Referring to fig. 2 and 3, in the welding process, the back rake angle of the welding gun and the welding seam is controlled to be 75-80 degrees, and the included angle of the welding gun and a flat plate which is not beveled is controlled to be 30-35 degrees; the maximum weld penetration is closer to the root of the weld, which is easy to weld quality and form large penetration.

And in the process of welding the priming layer, the dry elongation of the welding wire is 20 mm.

Referring to fig. 1, in the process of welding the vertical plate 1 and the flat plate 2, the angle of the bevel face 4 is 30 degrees, the gap between the vertical plate 1 and the flat plate 2 is 3 mm, the process backing plate 3 is added on the back of the bevel face 4 for welding, the priming current is 295-.

Finally, it should be noted that the above embodiments are only for illustrating the technical solutions of the present invention and not for limiting, and although the present invention has been described in detail with reference to examples, it should be understood by those skilled in the art that modifications or equivalent substitutions may be made on the technical solutions of the present invention without departing from the spirit and scope of the technical solutions of the present invention, which should be covered by the claims of the present invention.

Claims

1. A welding method based on a deep fusion welding machine is characterized by comprising the following steps of adopting a linear bar conveying method in the process of welding a bottom layer and executing the following pendulum welding operation:

2. A welding method based on a deep fusion welding machine as claimed in claim 1, characterized in that in said pendulum welding operation:

executing the pause operation at the peak current to enlarge the melting depth;

3. A welding method based on a deep fusion welder according to claim 1, characterized in that in the arc advancing operation the advancing amplitude of the arc is a distance of 1/2 puddle widths.
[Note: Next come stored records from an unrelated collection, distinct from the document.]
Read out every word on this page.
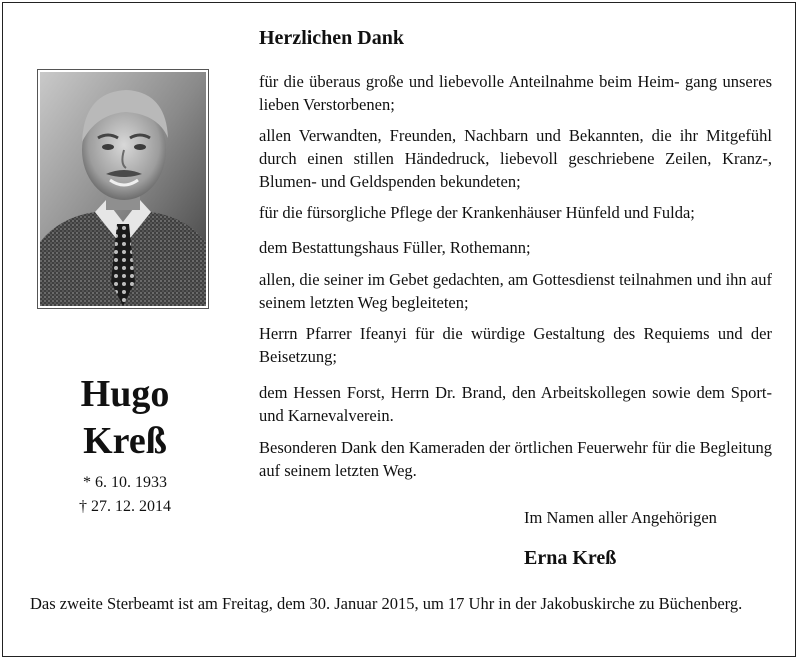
Hugo
Kreß
* 6. 10. 1933
† 27. 12. 2014
Herzlichen Dank
für die überaus große und liebevolle Anteilnahme beim Heim- gang unseres lieben Verstorbenen;
allen Verwandten, Freunden, Nachbarn und Bekannten, die ihr Mitgefühl durch einen stillen Händedruck, liebevoll geschriebene Zeilen, Kranz-, Blumen- und Geldspenden bekundeten;
für die fürsorgliche Pflege der Krankenhäuser Hünfeld und Fulda;
dem Bestattungshaus Füller, Rothemann;
allen, die seiner im Gebet gedachten, am Gottesdienst teilnahmen und ihn auf seinem letzten Weg begleiteten;
Herrn Pfarrer Ifeanyi für die würdige Gestaltung des Requiems und der Beisetzung;
dem Hessen Forst, Herrn Dr. Brand, den Arbeitskollegen sowie dem Sport- und Karnevalverein.
Besonderen Dank den Kameraden der örtlichen Feuerwehr für die Begleitung auf seinem letzten Weg.
Im Namen aller Angehörigen
Erna Kreß
Das zweite Sterbeamt ist am Freitag, dem 30. Januar 2015, um 17 Uhr in der Jakobuskirche zu Büchenberg.
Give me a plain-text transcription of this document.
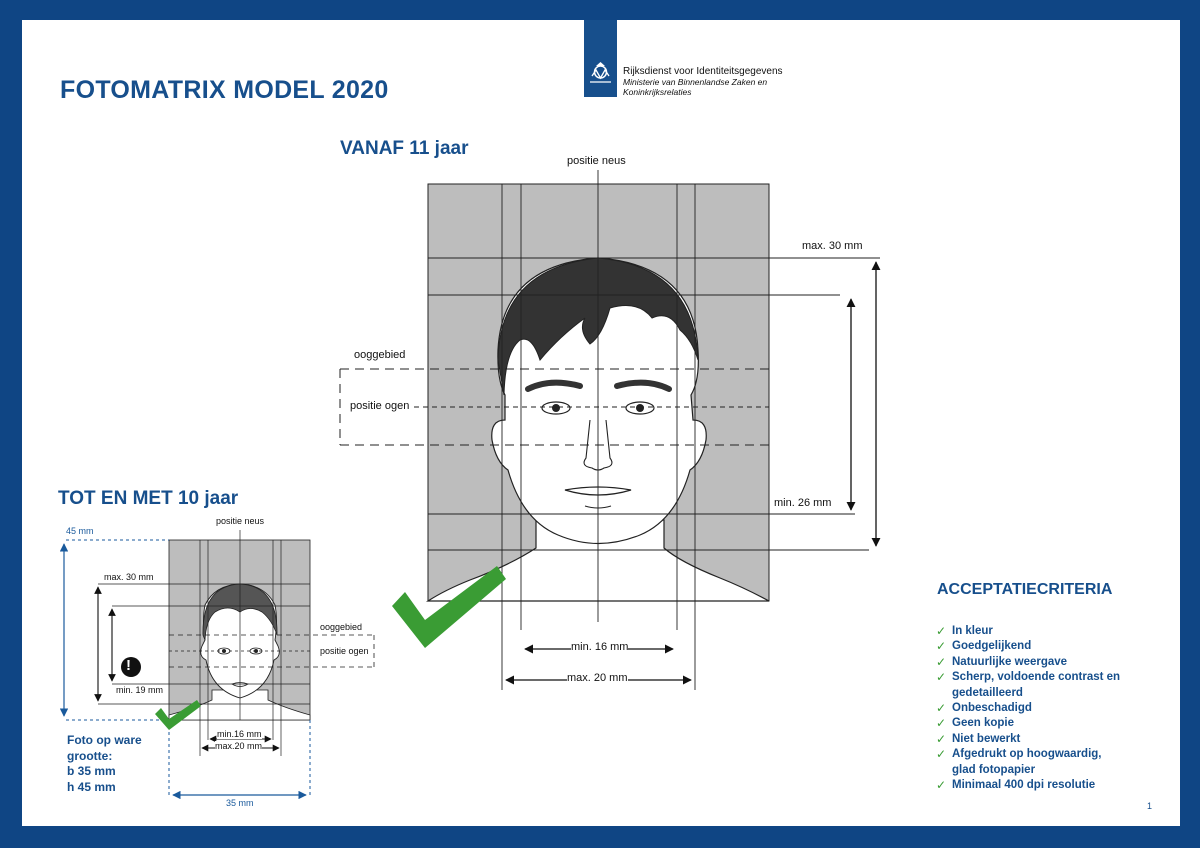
Rijksdienst voor Identiteitsgegevens
Ministerie van Binnenlandse Zaken en
Koninkrijksrelaties
FOTOMATRIX MODEL 2020
VANAF 11 jaar
positie neus
ooggebied
positie ogen
max. 30 mm
min. 26 mm
min. 16 mm
max. 20 mm
TOT EN MET 10 jaar
positie neus
ooggebied
positie ogen
max. 30 mm
min. 19 mm
min.16 mm
max.20 mm
45 mm
35 mm
!
Foto op ware
grootte:
b 35 mm
h 45 mm
ACCEPTATIECRITERIA
✓ In kleur
✓ Goedgelijkend
✓ Natuurlijke weergave
✓ Scherp, voldoende contrast en gedetailleerd
✓ Onbeschadigd
✓ Geen kopie
✓ Niet bewerkt
✓ Afgedrukt op hoogwaardig, glad fotopapier
✓ Minimaal 400 dpi resolutie
1
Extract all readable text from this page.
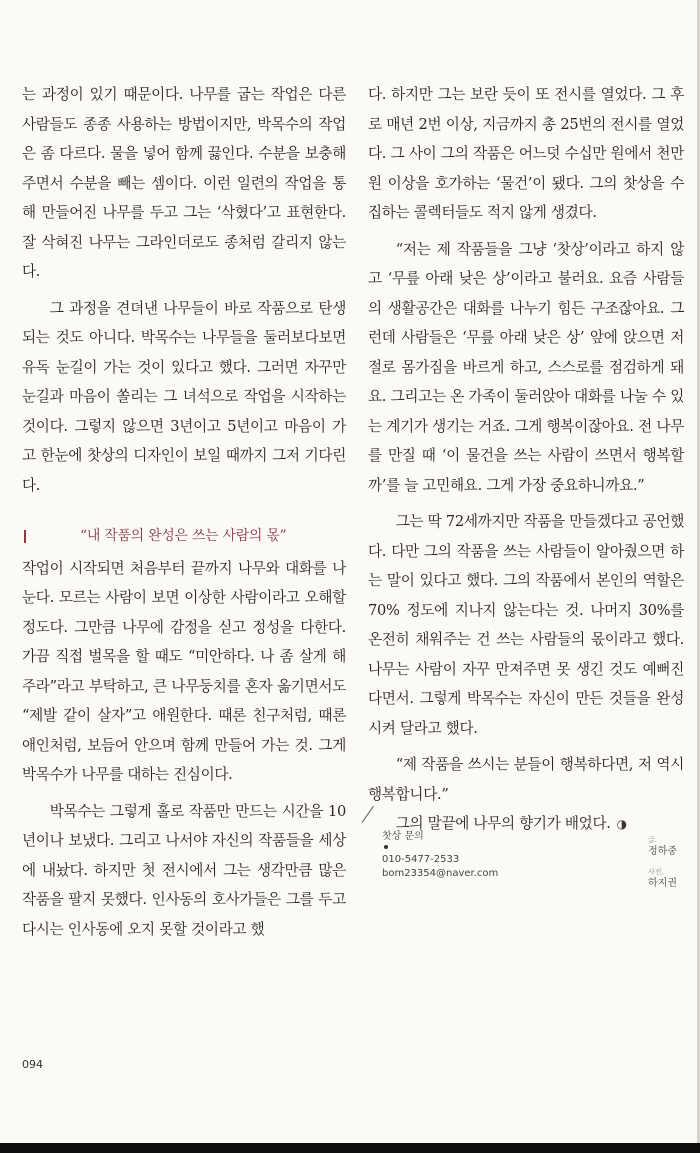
는 과정이 있기 때문이다. 나무를 굽는 작업은 다른 사람들도 종종 사용하는 방법이지만, 박목수의 작업은 좀 다르다. 물을 넣어 함께 끓인다. 수분을 보충해주면서 수분을 빼는 셈이다. 이런 일련의 작업을 통해 만들어진 나무를 두고 그는 ‘삭혔다’고 표현한다. 잘 삭혀진 나무는 그라인더로도 종처럼 갈리지 않는다.

그 과정을 견뎌낸 나무들이 바로 작품으로 탄생되는 것도 아니다. 박목수는 나무들을 둘러보다보면 유독 눈길이 가는 것이 있다고 했다. 그러면 자꾸만 눈길과 마음이 쏠리는 그 녀석으로 작업을 시작하는 것이다. 그렇지 않으면 3년이고 5년이고 마음이 가고 한눈에 찻상의 디자인이 보일 때까지 그저 기다린다.

“내 작품의 완성은 쓰는 사람의 몫”

작업이 시작되면 처음부터 끝까지 나무와 대화를 나눈다. 모르는 사람이 보면 이상한 사람이라고 오해할 정도다. 그만큼 나무에 감정을 싣고 정성을 다한다. 가끔 직접 벌목을 할 때도 “미안하다. 나 좀 살게 해주라”라고 부탁하고, 큰 나무둥치를 혼자 옮기면서도 “제발 같이 살자”고 애원한다. 때론 친구처럼, 때론 애인처럼, 보듬어 안으며 함께 만들어 가는 것. 그게 박목수가 나무를 대하는 진심이다.

박목수는 그렇게 홀로 작품만 만드는 시간을 10년이나 보냈다. 그리고 나서야 자신의 작품들을 세상에 내놨다. 하지만 첫 전시에서 그는 생각만큼 많은 작품을 팔지 못했다. 인사동의 호사가들은 그를 두고 다시는 인사동에 오지 못할 것이라고 했

다. 하지만 그는 보란 듯이 또 전시를 열었다. 그 후로 매년 2번 이상, 지금까지 총 25번의 전시를 열었다. 그 사이 그의 작품은 어느덧 수십만 원에서 천만 원 이상을 호가하는 ‘물건’이 됐다. 그의 찻상을 수집하는 콜렉터들도 적지 않게 생겼다.

“저는 제 작품들을 그냥 ‘찻상’이라고 하지 않고 ‘무릎 아래 낮은 상’이라고 불러요. 요즘 사람들의 생활공간은 대화를 나누기 힘든 구조잖아요. 그런데 사람들은 ‘무릎 아래 낮은 상’ 앞에 앉으면 저절로 몸가짐을 바르게 하고, 스스로를 점검하게 돼요. 그리고는 온 가족이 둘러앉아 대화를 나눌 수 있는 계기가 생기는 거죠. 그게 행복이잖아요. 전 나무를 만질 때 ‘이 물건을 쓰는 사람이 쓰면서 행복할까’를 늘 고민해요. 그게 가장 중요하니까요.”

그는 딱 72세까지만 작품을 만들겠다고 공언했다. 다만 그의 작품을 쓰는 사람들이 알아줬으면 하는 말이 있다고 했다. 그의 작품에서 본인의 역할은 70% 정도에 지나지 않는다는 것. 나머지 30%를 온전히 채워주는 건 쓰는 사람들의 몫이라고 했다. 나무는 사람이 자꾸 만져주면 못 생긴 것도 예뻐진다면서. 그렇게 박목수는 자신이 만든 것들을 완성시켜 달라고 했다.

“제 작품을 쓰시는 분들이 행복하다면, 저 역시 행복합니다.”

그의 말끝에 나무의 향기가 배었다. ◑

찻상 문의
010-5477-2533
bom23354@naver.com
글.
정하중
사진.
하지권
094
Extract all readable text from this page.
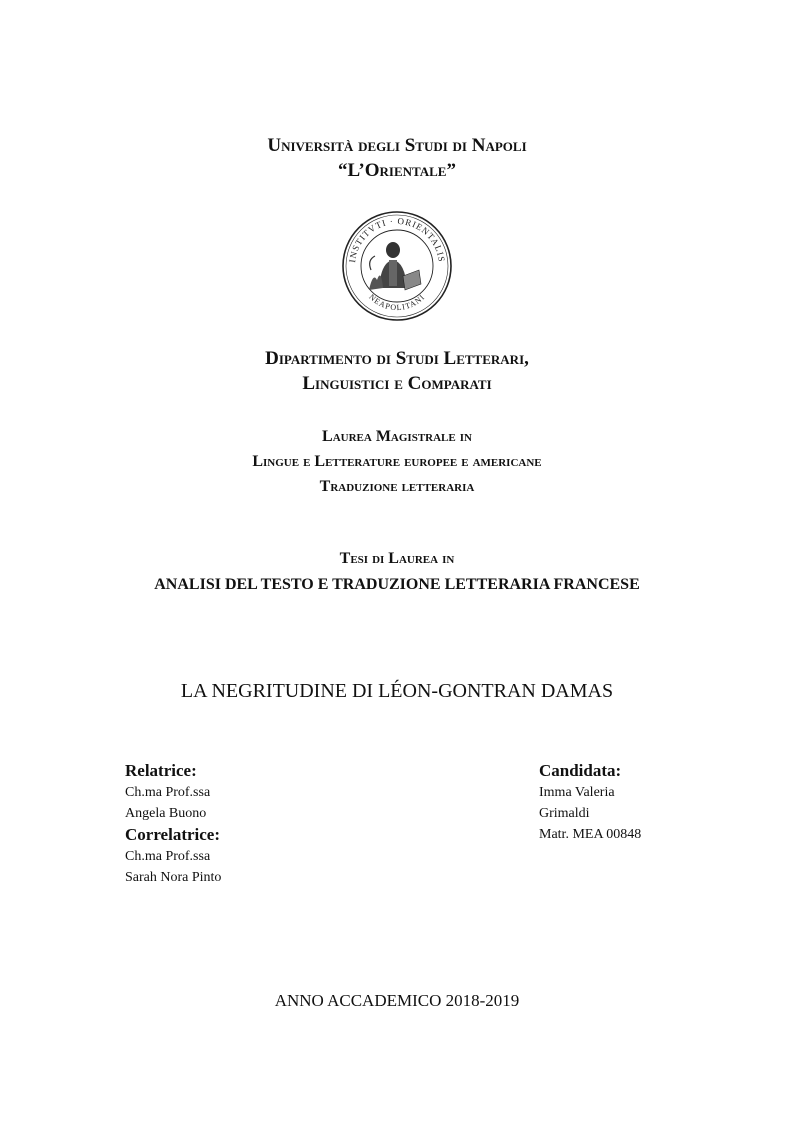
Università degli Studi di Napoli
“L’Orientale”
INSTITVTI · ORIENTALIS
NEAPOLITANI
Dipartimento di Studi Letterari,
Linguistici e Comparati
Laurea Magistrale in
Lingue e Letterature europee e americane
Traduzione letteraria
Tesi di Laurea in
ANALISI DEL TESTO E TRADUZIONE LETTERARIA FRANCESE
LA NEGRITUDINE DI LÉON-GONTRAN DAMAS
Relatrice:
Ch.ma Prof.ssa
Angela Buono
Correlatrice:
Ch.ma Prof.ssa
Sarah Nora Pinto
Candidata:
Imma Valeria
Grimaldi
Matr. MEA 00848
ANNO ACCADEMICO 2018-2019
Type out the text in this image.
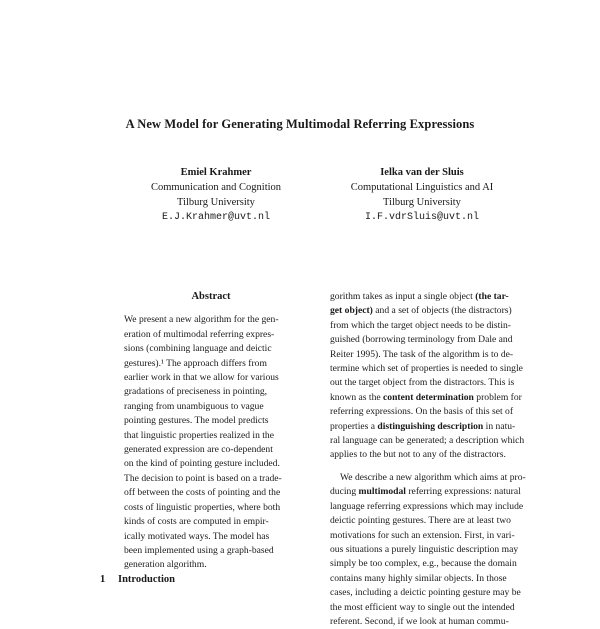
A New Model for Generating Multimodal Referring Expressions
Emiel Krahmer
Communication and Cognition
Tilburg University
E.J.Krahmer@uvt.nl
Ielka van der Sluis
Computational Linguistics and AI
Tilburg University
I.F.vdrSluis@uvt.nl
Abstract
We present a new algorithm for the gen-
eration of multimodal referring expres-
sions (combining language and deictic
gestures).¹ The approach differs from
earlier work in that we allow for various
gradations of preciseness in pointing,
ranging from unambiguous to vague
pointing gestures. The model predicts
that linguistic properties realized in the
generated expression are co-dependent
on the kind of pointing gesture included.
The decision to point is based on a trade-
off between the costs of pointing and the
costs of linguistic properties, where both
kinds of costs are computed in empir-
ically motivated ways. The model has
been implemented using a graph-based
generation algorithm.
1 Introduction
gorithm takes as input a single object (the tar-
get object) and a set of objects (the distractors)
from which the target object needs to be distin-
guished (borrowing terminology from Dale and
Reiter 1995). The task of the algorithm is to de-
termine which set of properties is needed to single
out the target object from the distractors. This is
known as the content determination problem for
referring expressions. On the basis of this set of
properties a distinguishing description in natu-
ral language can be generated; a description which
applies to the but not to any of the distractors.
We describe a new algorithm which aims at pro-
ducing multimodal referring expressions: natural
language referring expressions which may include
deictic pointing gestures. There are at least two
motivations for such an extension. First, in vari-
ous situations a purely linguistic description may
simply be too complex, e.g., because the domain
contains many highly similar objects. In those
cases, including a deictic pointing gesture may be
the most efficient way to single out the intended
referent. Second, if we look at human commu-
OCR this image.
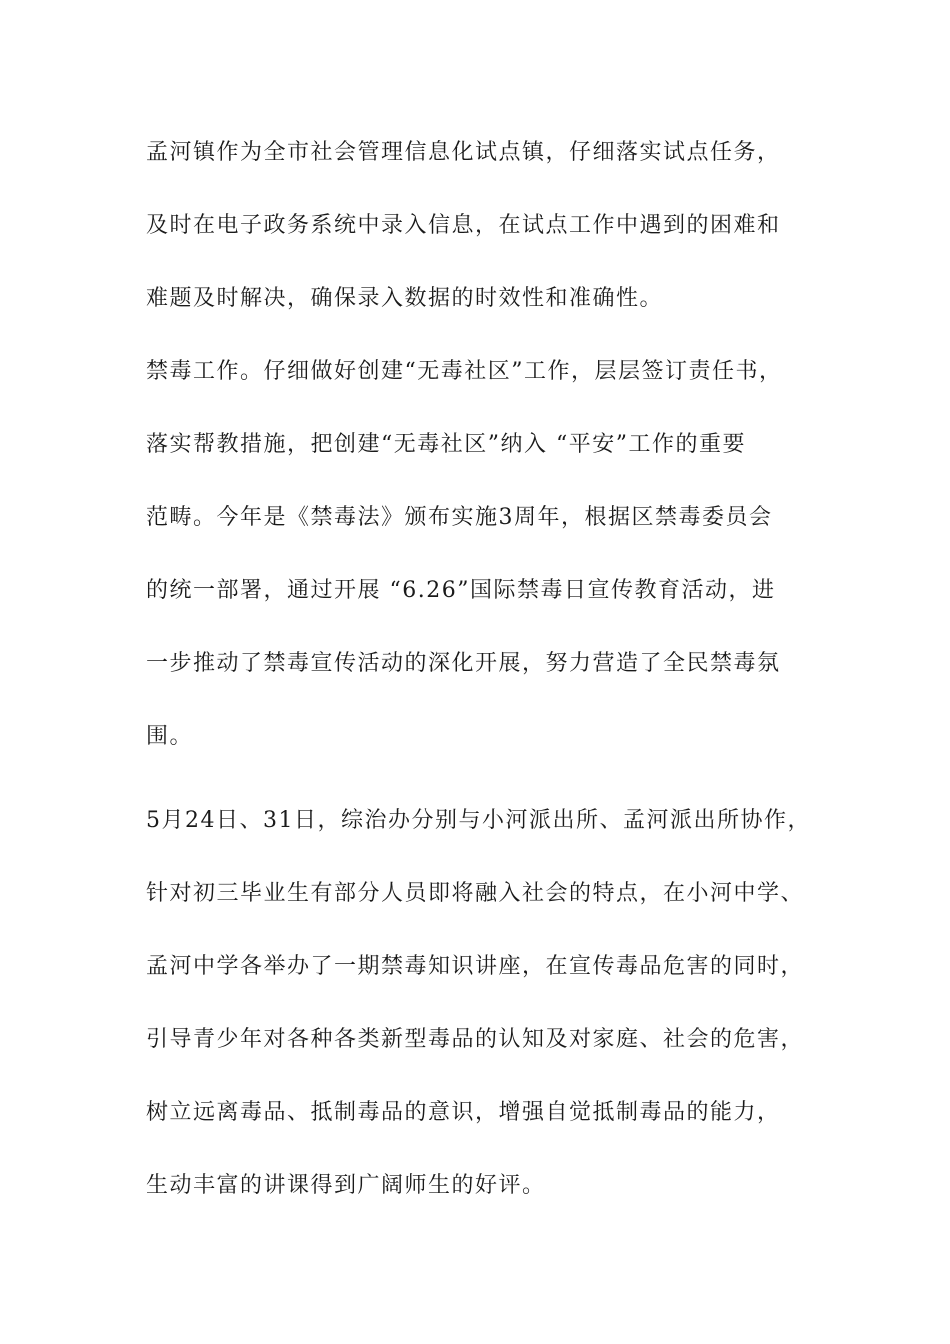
孟河镇作为全市社会管理信息化试点镇，仔细落实试点任务，
及时在电子政务系统中录入信息，在试点工作中遇到的困难和
难题及时解决，确保录入数据的时效性和准确性。
禁毒工作。仔细做好创建“无毒社区”工作，层层签订责任书，
落实帮教措施，把创建“无毒社区”纳入 “平安”工作的重要
范畴。今年是《禁毒法》颁布实施3周年，根据区禁毒委员会
的统一部署，通过开展 “6.26”国际禁毒日宣传教育活动，进
一步推动了禁毒宣传活动的深化开展，努力营造了全民禁毒氛
围。
5月24日、31日，综治办分别与小河派出所、孟河派出所协作，
针对初三毕业生有部分人员即将融入社会的特点，在小河中学、
孟河中学各举办了一期禁毒知识讲座，在宣传毒品危害的同时，
引导青少年对各种各类新型毒品的认知及对家庭、社会的危害，
树立远离毒品、抵制毒品的意识，增强自觉抵制毒品的能力，
生动丰富的讲课得到广阔师生的好评。
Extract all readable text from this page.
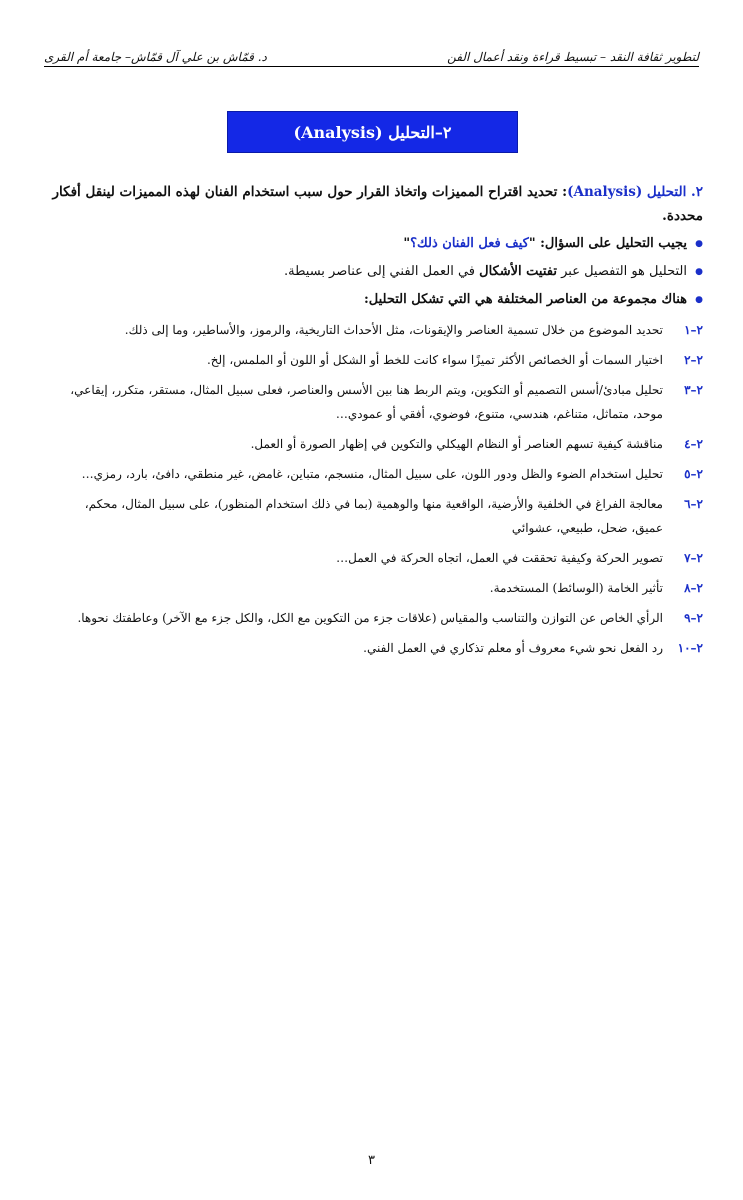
لتطوير ثقافة النقد – تبسيط قراءة ونقد أعمال الفن
د. قمّاش بن علي آل قمّاش– جامعة أم القرى
٢–التحليل (Analysis)
٢. التحليل (Analysis): تحديد اقتراح المميزات واتخاذ القرار حول سبب استخدام الفنان لهذه المميزات لينقل أفكار محددة.
● يجيب التحليل على السؤال: "كيف فعل الفنان ذلك؟"
● التحليل هو التفصيل عبر تفتيت الأشكال في العمل الفني إلى عناصر بسيطة.
● هناك مجموعة من العناصر المختلفة هي التي تشكل التحليل:
٢–١
تحديد الموضوع من خلال تسمية العناصر والإيقونات، مثل الأحداث التاريخية، والرموز، والأساطير، وما إلى ذلك.
٢–٢
اختيار السمات أو الخصائص الأكثر تميزًا سواء كانت للخط أو الشكل أو اللون أو الملمس، إلخ.
٢–٣
تحليل مبادئ/أسس التصميم أو التكوين، ويتم الربط هنا بين الأسس والعناصر، فعلى سبيل المثال، مستقر، متكرر، إيقاعي، موحد، متماثل، متناغم، هندسي، متنوع، فوضوي، أفقي أو عمودي…
٢–٤
مناقشة كيفية تسهم العناصر أو النظام الهيكلي والتكوين في إظهار الصورة أو العمل.
٢–٥
تحليل استخدام الضوء والظل ودور اللون، على سبيل المثال، منسجم، متباين، غامض، غير منطقي، دافئ، بارد، رمزي…
٢–٦
معالجة الفراغ في الخلفية والأرضية، الواقعية منها والوهمية (بما في ذلك استخدام المنظور)، على سبيل المثال، محكم، عميق، ضحل، طبيعي، عشوائي
٢–٧
تصوير الحركة وكيفية تحققت في العمل، اتجاه الحركة في العمل…
٢–٨
تأثير الخامة (الوسائط) المستخدمة.
٢–٩
الرأي الخاص عن التوازن والتناسب والمقياس (علاقات جزء من التكوين مع الكل، والكل جزء مع الآخر) وعاطفتك نحوها.
٢–١٠
رد الفعل نحو شيء معروف أو معلم تذكاري في العمل الفني.
٣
4. The welding method based on the deep fusion welding machine as claimed in claim 3, wherein the width of the molten pool is 10-12 mm.

5. The welding method of claim 1, wherein in the swing welding operation, the back rake angle of the welding torch and the welding seam is controlled to be 75-80 degrees, and the included angle of the welding torch and the ungrooved flat plate is controlled to be 30-35 degrees.

6. A welding method as defined in claim 5, wherein during said primer welding, the wire has a dry length of 20 mm.

7. The welding method based on the deep fusion welding machine as claimed in claim 1, wherein in the welding process of the vertical plate and the flat plate, the angle of the bevel face is 30 degrees, the gap between the vertical plate and the flat plate is 3 mm, the back of the bevel face is welded by a process base plate, the bottoming current is 295-300A, and the capping current is 255-260A.